How do we reverse such an erosion of morals and manners amid an irreverent age? One obvious way is to encourage young people to reflect more seriously on the origin and nature of their own values and to reinforce those elusive qualities of character that give young men and women the potential to have a real impact on the world. How to spend a day nobly, Ralph Waldo Emerson once wrote in his journal, is the essential problem to be solved.

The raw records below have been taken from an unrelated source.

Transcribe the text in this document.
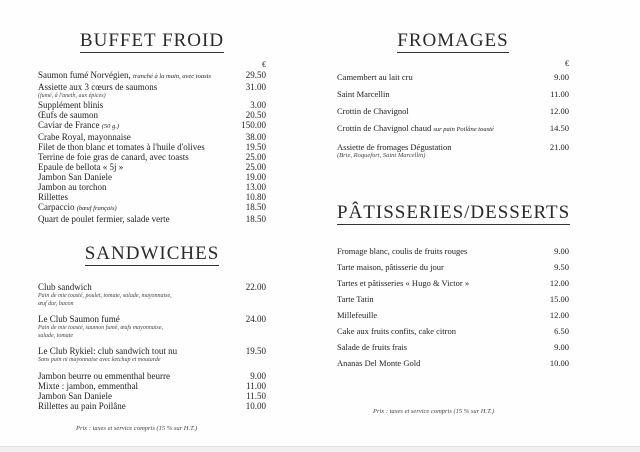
BUFFET FROID
€
Saumon fumé Norvégien, tranché à la main, avec toasts	29.50
Assiette aux 3 cœurs de saumons	31.00
(fumé, à l'aneth, aux épices)
Supplément blinis	3.00
Œufs de saumon	20.50
Caviar de France (50 g.)	150.00
Crabe Royal, mayonnaise	38.00
Filet de thon blanc et tomates à l'huile d'olives	19.50
Terrine de foie gras de canard, avec toasts	25.00
Epaule de bellota « 5j »	25.00
Jambon San Daniele	19.00
Jambon au torchon	13.00
Rillettes	10.80
Carpaccio (bœuf français)	18.50
Quart de poulet fermier, salade verte	18.50
SANDWICHES
Club sandwich	22.00
Pain de mie toasté, poulet, tomate, salade, mayonnaise,
œuf dur, bacon
Le Club Saumon fumé	24.00
Pain de mie toasté, saumon fumé, œufs mayonnaise,
salade, tomate
Le Club Rykiel: club sandwich tout nu	19.50
Sans pain ni mayonnaise avec ketchup et moutarde
Jambon beurre ou emmenthal beurre	9.00
Mixte : jambon, emmenthal	11.00
Jambon San Daniele	11.50
Rillettes au pain Poilâne	10.00
Prix : taxes et service compris (15 % sur H.T.)
FROMAGES
€
Camembert au lait cru	9.00
Saint Marcellin	11.00
Crottin de Chavignol	12.00
Crottin de Chavignol chaud sur pain Poilâne toasté	14.50
Assiette de fromages Dégustation	21.00
(Brie, Roquefort, Saint Marcellin)
PÂTISSERIES/DESSERTS
Fromage blanc, coulis de fruits rouges	9.00
Tarte maison, pâtisserie du jour	9.50
Tartes et pâtisseries « Hugo & Victor »	12.00
Tarte Tatin	15.00
Millefeuille	12.00
Cake aux fruits confits, cake citron	6.50
Salade de fruits frais	9.00
Ananas Del Monte Gold	10.00
Prix : taxes et service compris (15 % sur H.T.)
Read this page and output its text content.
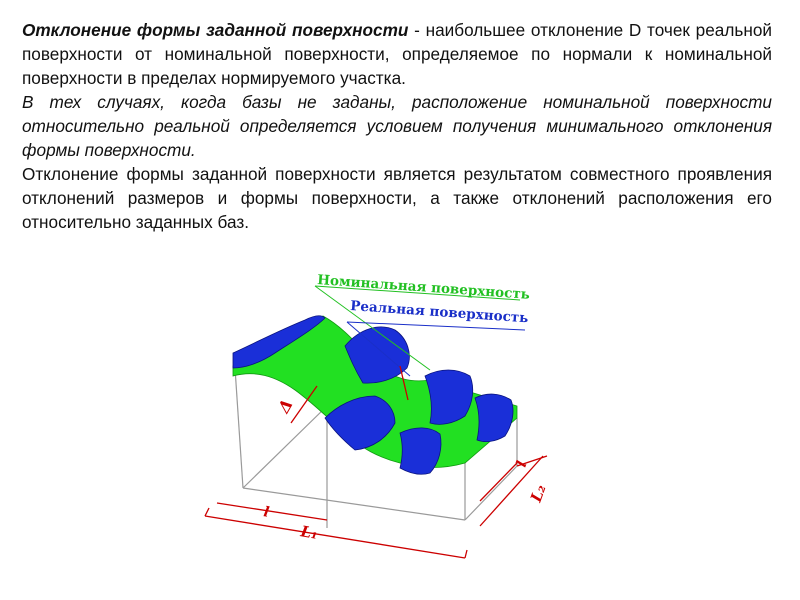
Отклонение формы заданной поверхности - наибольшее отклонение D точек реальной поверхности от номинальной поверхности, определяемое по нормали к номинальной поверхности в пределах нормируемого участка.

В тех случаях, когда базы не заданы, расположение номинальной поверхности относительно реальной определяется условием получения минимального отклонения формы поверхности.

Отклонение формы заданной поверхности является результатом совместного проявления отклонений размеров и формы поверхности, а также отклонений расположения его относительно заданных баз.

Номинальная поверхность
Реальная поверхность
Δ
l
L₁
l
L₂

For many years, Furman and other liberal arts colleges have challenged young people to live nobly within a community of learners where young people can grow and express themselves freely, where people know and care about others and are known and cared for by them, a place where students are encouraged to develop a personal style and design a way of life in the process of gaining knowledge. In short, they are colleges where history, civility, and concerns of the spirit and social justice still matter.

In practice, this commitment to liberal learning means fashioning opportunities for students to assess who they are as well as what they want to be. To help encourage reflection along these lines, we encourage students and faculty and staff members to share with one another the values they most cherish.

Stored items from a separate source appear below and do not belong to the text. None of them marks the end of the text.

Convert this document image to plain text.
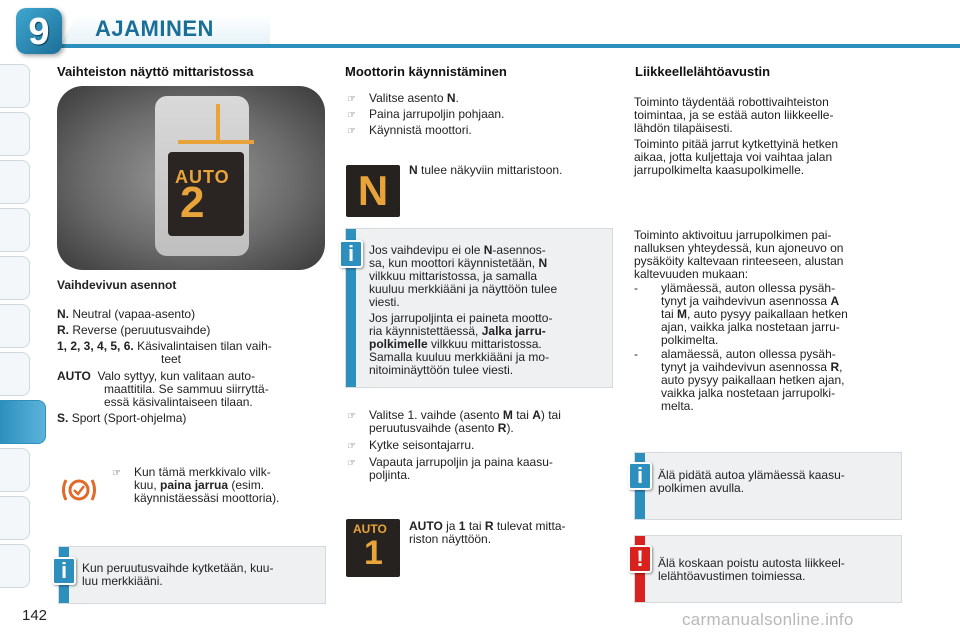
9	AJAMINEN
Vaihteiston näyttö mittaristossa
AUTO
2
Vaihdevivun asennot
N. Neutral (vapaa-asento)
R. Reverse (peruutusvaihde)
1, 2, 3, 4, 5, 6. Käsivalintaisen tilan vaih-
teet
AUTO Valo syttyy, kun valitaan auto-
maattitila. Se sammuu siirryttä-
essä käsivalintaiseen tilaan.
S. Sport (Sport-ohjelma)
☞ Kun tämä merkkivalo vilk-
kuu, paina jarrua (esim.
käynnistäessäsi moottoria).
i	Kun peruutusvaihde kytketään, kuu-
luu merkkiääni.
Moottorin käynnistäminen
☞ Valitse asento N.
☞ Paina jarrupoljin pohjaan.
☞ Käynnistä moottori.
N	N tulee näkyviin mittaristoon.
i	Jos vaihdevipu ei ole N-asennos-
sa, kun moottori käynnistetään, N
vilkkuu mittaristossa, ja samalla
kuuluu merkkiääni ja näyttöön tulee
viesti.
Jos jarrupoljinta ei paineta mootto-
ria käynnistettäessä, Jalka jarru-
polkimelle vilkkuu mittaristossa.
Samalla kuuluu merkkiääni ja mo-
nitoiminäyttöön tulee viesti.
☞ Valitse 1. vaihde (asento M tai A) tai
peruutusvaihde (asento R).
☞ Kytke seisontajarru.
☞ Vapauta jarrupoljin ja paina kaasu-
poljinta.
AUTO
1
AUTO ja 1 tai R tulevat mitta-
riston näyttöön.
Liikkeellelähtöavustin
Toiminto täydentää robottivaihteiston
toimintaa, ja se estää auton liikkeelle-
lähdön tilapäisesti.
Toiminto pitää jarrut kytkettyinä hetken
aikaa, jotta kuljettaja voi vaihtaa jalan
jarrupolkimelta kaasupolkimelle.
Toiminto aktivoituu jarrupolkimen pai-
nalluksen yhteydessä, kun ajoneuvo on
pysäköity kaltevaan rinteeseen, alustan
kaltevuuden mukaan:
- ylämäessä, auton ollessa pysäh-
tynyt ja vaihdevivun asennossa A
tai M, auto pysyy paikallaan hetken
ajan, vaikka jalka nostetaan jarru-
polkimelta.
- alamäessä, auton ollessa pysäh-
tynyt ja vaihdevivun asennossa R,
auto pysyy paikallaan hetken ajan,
vaikka jalka nostetaan jarrupolki-
melta.
i	Älä pidätä autoa ylämäessä kaasu-
polkimen avulla.
!	Älä koskaan poistu autosta liikkeel-
lelähtöavustimen toimiessa.
142	carmanualsonline.info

One of the most important of these forums at Furman is the L. D. Johnson Lecture series. It is named for the beloved former university chaplain and minister of First Baptist Church who alerted students to the daily relevance of moral principles and spiritual anchors.

Those invited to deliver the L. D. Johnson lecture are asked to speak about "what really matters" to them. It is a daunting assignment. Talking in public about what really matters makes one feel exposed and vulnerable, like a snail without a shell.

Yet such an effort to express our selves as spiritual and moral beings who profess values and seek virtue is ultimately an uplifting enterprise. However imperfect, however clumsily expressed, our presentations about what we most value gives substance and ballast to this community of learners.

Of course, our main difficulty in leading a good life is to strike a balance between contending claims and conflicting values. In this regard, life is a continual negotiation, a perennial compromise between competing desires and demands. Maintaining the right balance requires first knowing ones own center of gravity.

We hope that all Furman students will take with them from this special place a more mature sense of their own moral and spiritual foundations and a more engaged sense of civic and social responsibility. Too many students arrive at college uncertain of their core beliefs and values. Like the poet Denise Levertov, they feel themselves unready for soul-baring:

I need
more of the night before I open
eyes and heart
to illumination. I must still
grow in the dark like a root
not ready, not ready at all.

In large measure, liberal arts colleges exist to convince students that they are ready to end their adolescent hibernation. By exposing them to the light of public discussion and personal profession, we try to enliven their intellectual curiosity, accelerate their maturity, and nurture their spiritual and moral growth. Wish us well.